My prior remarks are not inconsistent with your commentary. As I said previously, the Constitution vests to Congress the discretion to impeach a President for exercising its Article II powers in a manner constituting as a "high crime and misdemeanor." I also strongly suggested "malfeasance of the high office" may be needed for impeachment.

But the Constitution left to the political process of Congress to decide what constitutes as "malfeasance," and whether it is necessary. Given the present political climate, I can foresee a Democratic controlled House and Senate having a more relaxed standard of what constitutes as "malfeasance." Yet, the Constitution left impeachment to the political process, including the perils of that process.

Regardless of who controls Congress, I'd have to say that using the power of your office to fire a special counsel in order to protect yourself from prosecution would qualify as "malfeasance", wouldn't you?
 
Regardless of who controls Congress, I'd have to say that using the power of your office to fire a special counsel in order to protect yourself from prosecution would qualify as "malfeasance", wouldn't you?

Yes. But you could find universal agreement on this point but disagreement as to whether the evidence sufficiently supports such an allegation. I suspect Democrats, naturally, would have a more relaxed view of what constitutes as sufficient evidence supporting such an allegation than Republicans.
 
Yes. But you could find universal agreement on this point but disagreement as to whether the evidence sufficiently supports such an allegation. I suspect Democrats, naturally, would have a more relaxed view of what constitutes as sufficient evidence supporting such an allegation than Republicans.

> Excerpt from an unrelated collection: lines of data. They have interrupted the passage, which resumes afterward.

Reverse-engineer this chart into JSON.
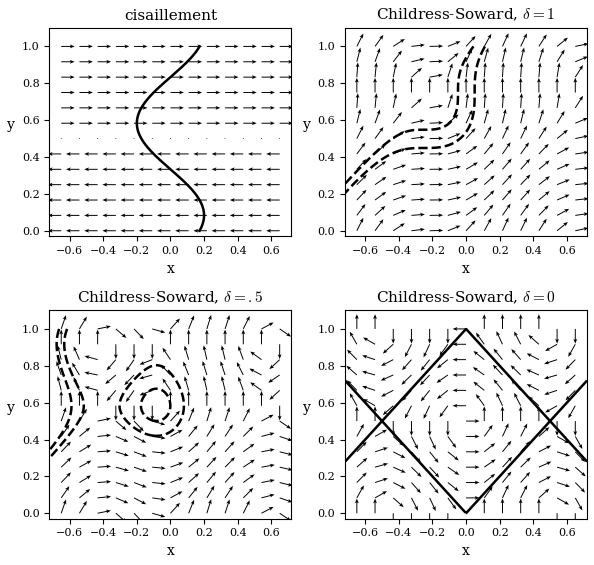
{
  "titles": [
    "cisaillement",
    "Childress-Soward, $\\delta = 1$",
    "Childress-Soward, $\\delta = .5$",
    "Childress-Soward, $\\delta = 0$"
  ],
  "xlim": [
    -0.72,
    0.72
  ],
  "ylim": [
    -0.03,
    1.1
  ],
  "xlabel": "x",
  "ylabel": "y",
  "figsize": [
    5.94,
    5.65
  ],
  "dpi": 100,
  "arrow_color": "black",
  "background": "white",
  "xticks": [
    -0.6,
    -0.4,
    -0.2,
    0,
    0.2,
    0.4,
    0.6
  ],
  "yticks": [
    0,
    0.2,
    0.4,
    0.6,
    0.8,
    1.0
  ],
  "quiver_nx": 13,
  "quiver_ny": 13,
  "arrow_scale": 0.08,
  "contour_lw": 1.8
}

I think the standard of evidence required would depend more on the reasons cited for firing Mueller. Unless the Administration presented an airtight case for his dismissal or immediately replaced him with someone equally qualified (it's hard to think of who that might be), I think firing Mueller would just serve to open up a new front to fight on for an already besieged Presidency.
 
We don't have a constitutional crises nor are we likely to. That is stuff made up by the likes of Mark Levin and other far right antiAmericans who want to have a constitutional convention to rewrite the whole thing to suit their agenda.

A constitutional crises means a conflict that can’t be clearly settled by the three branches of government: legislative, congressional. Judicial. In the case of Mueller, he is actually a fourth branch of government answerable to no one yet with a charter to investigate everyone.
 
A constitutional crises means a conflict that can’t be clearly settled by the three branches of government: legislative, congressional. Judicial. In the case of Mueller, he is actually a fourth branch of government answerable to no one yet with a charter to investigate everyone.

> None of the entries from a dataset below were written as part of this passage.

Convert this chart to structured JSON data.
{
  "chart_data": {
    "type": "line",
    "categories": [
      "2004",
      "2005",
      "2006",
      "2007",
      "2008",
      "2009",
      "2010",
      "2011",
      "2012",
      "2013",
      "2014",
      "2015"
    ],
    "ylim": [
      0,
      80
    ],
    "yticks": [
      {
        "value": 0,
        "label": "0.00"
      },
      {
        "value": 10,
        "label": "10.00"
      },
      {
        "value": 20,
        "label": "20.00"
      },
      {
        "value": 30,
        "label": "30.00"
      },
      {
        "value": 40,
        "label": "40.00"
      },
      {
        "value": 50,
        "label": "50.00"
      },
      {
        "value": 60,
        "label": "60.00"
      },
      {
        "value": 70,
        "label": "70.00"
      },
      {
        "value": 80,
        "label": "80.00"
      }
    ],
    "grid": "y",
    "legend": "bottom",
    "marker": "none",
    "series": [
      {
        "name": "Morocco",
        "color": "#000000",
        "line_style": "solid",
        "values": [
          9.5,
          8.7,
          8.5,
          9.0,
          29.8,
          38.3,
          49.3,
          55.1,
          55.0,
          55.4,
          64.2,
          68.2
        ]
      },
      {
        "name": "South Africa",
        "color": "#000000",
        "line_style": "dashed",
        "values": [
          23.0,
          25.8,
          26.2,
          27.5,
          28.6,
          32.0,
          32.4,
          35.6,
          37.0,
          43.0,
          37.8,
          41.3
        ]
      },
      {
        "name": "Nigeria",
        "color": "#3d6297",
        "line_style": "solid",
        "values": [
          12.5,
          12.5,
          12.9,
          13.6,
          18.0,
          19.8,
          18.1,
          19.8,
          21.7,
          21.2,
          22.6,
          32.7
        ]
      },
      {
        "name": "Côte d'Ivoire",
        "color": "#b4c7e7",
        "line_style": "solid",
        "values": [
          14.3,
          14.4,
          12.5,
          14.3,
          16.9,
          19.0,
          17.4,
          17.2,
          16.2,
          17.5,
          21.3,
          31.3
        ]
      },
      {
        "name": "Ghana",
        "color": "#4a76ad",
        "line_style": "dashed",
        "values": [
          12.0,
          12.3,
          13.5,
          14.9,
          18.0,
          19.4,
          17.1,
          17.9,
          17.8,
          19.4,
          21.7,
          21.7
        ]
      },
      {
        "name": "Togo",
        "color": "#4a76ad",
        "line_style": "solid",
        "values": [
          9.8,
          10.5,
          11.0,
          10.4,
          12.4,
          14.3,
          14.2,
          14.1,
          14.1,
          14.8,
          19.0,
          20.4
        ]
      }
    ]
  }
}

That's not quite accurate... Mueller is answerable to Deputy AG Rosenstein and is an executive appointee. His charter is laid out pretty clearly in Order No. 3915-2017.
 
That's not quite accurate... Mueller is answerable to Deputy AG Rosenstein and is an executive appointee. His charter is laid out pretty clearly in Order No. 3915-2017.

ii and iii belong back in the Salem witch trials. They were very successful then as they are now.

It’s a corrupt fishing expedition I’d expect to see in Chicago or Venezuela.